Mistry’s Shapoorji Pallonji group didn’t reply to an email seeking comment. A Tata Sons spokesman declined to comment.
While Tata Sons has always been a closely held private entity, it was considered a public limited company due to its size under an old legal provision. That allowed investors greater flexibility in transferring their shares, according to Daizy Chawla, a New Delhi-based senior partner at law firm Singh & Associates.
The law was altered some years back, allowing Tata Sons’s shareholders to approve a change to its legal status last year, overriding objections from Mistry’s son.
“Being a private company there is now restriction on the free transfer of shares by its shareholder and the transfer needs to be done with the approval of the board of directors,” Chawla said.

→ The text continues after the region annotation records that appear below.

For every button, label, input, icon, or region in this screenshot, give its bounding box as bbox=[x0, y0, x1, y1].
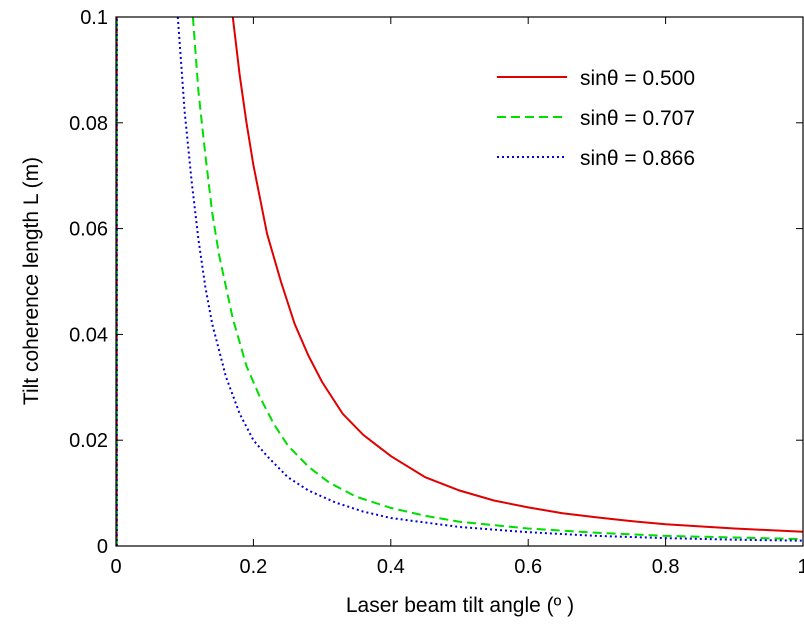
legend-label-3: sinθ = 0.866 bbox=[580, 147, 695, 170]
plot-frame bbox=[115, 16, 804, 547]
legend-label-1: sinθ = 0.500 bbox=[580, 67, 695, 90]
legend-label-2: sinθ = 0.707 bbox=[580, 107, 695, 130]
series-line-1 bbox=[231, 16, 804, 533]
x-tick-label: 0 bbox=[110, 556, 121, 578]
y-tick-label: 0.02 bbox=[69, 430, 108, 452]
y-tick-label: 0.06 bbox=[69, 219, 108, 241]
y-tick-label: 0.1 bbox=[80, 7, 108, 29]
x-tick-label: 0.4 bbox=[377, 556, 405, 578]
y-tick-label: 0.08 bbox=[69, 113, 108, 135]
y-tick-label: 0 bbox=[97, 536, 108, 558]
y-tick-label: 0.04 bbox=[69, 324, 108, 346]
x-tick-label: 0.6 bbox=[514, 556, 542, 578]
y-axis-title: Tilt coherence length L (m) bbox=[20, 157, 43, 405]
x-axis-title: Laser beam tilt angle (º ) bbox=[346, 594, 574, 617]
x-tick-label: 0.8 bbox=[652, 556, 680, 578]
x-tick-label: 0.2 bbox=[239, 556, 267, 578]
x-tick-label: 1 bbox=[797, 556, 804, 578]
series-line-2 bbox=[191, 16, 804, 541]
plot-background bbox=[116, 17, 803, 546]
legend: sinθ = 0.500 sinθ = 0.707 sinθ = 0.866 bbox=[497, 67, 695, 170]
series-lines bbox=[116, 16, 804, 546]
axis-ticks: 0 0.2 0.4 0.6 0.8 1 0 0.02 0.04 0.06 0.08 0.1 bbox=[69, 7, 804, 578]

A New Delhi court last week heard arguments on a plea to put on hold government approval of Tata Sons’s conversion. The dispute may eventually wend its way to India’s top court since the losing party will have the right to appeal.
The discord has battered a relationship that goes back almost a century. A Mistry company had financial links with Tata Sons from as early as 1927, though the family only began acquiring equity from the 1960s onward. Over time, purchases from Tata family members and a rights issue grew their holding to the present 18.4 per cent.
Mistry inherited the stake from his father, who built the Tata Group’s automobile factories and steel mills. His Shapoorji Pallonji group, founded in 1865, is also responsible for some of financial capital Mumbai’s most iconic structures including the Reserve Bank of India buildings and The Taj Mahal Palace hotel.
After earning a reputation for being reclusive, Mistry and his family were thrust into the spotlight in 2012, when his younger son was chosen to helm the Tata group. The bonhomie ended with his son’s ouster in October 2016, which triggered one of India’s worst corporate showdowns.
Another point of contention that’s emerged as the Tata-Mistry relationship soured is article 75 of Tata Sons’s articles of association, which the board can use to force a shareholder to sell out. This provision is also being contested in court.
Combined with the decision to go private, the restriction puts Mistry in a tight spot. On the one hand, he can be forced to sell his stake while, on the other, he needs Tata Sons to sign off on a suitor he picks.
“Tata Sons can choose to preempt any stake sale by enforcing article 75 in its articles of association and forcing an existing shareholder to sell out,” said Sudip Mahapatra, a partner at law firm S&R Associates. “That’s what’s putting the Mistry family on a weak footing.”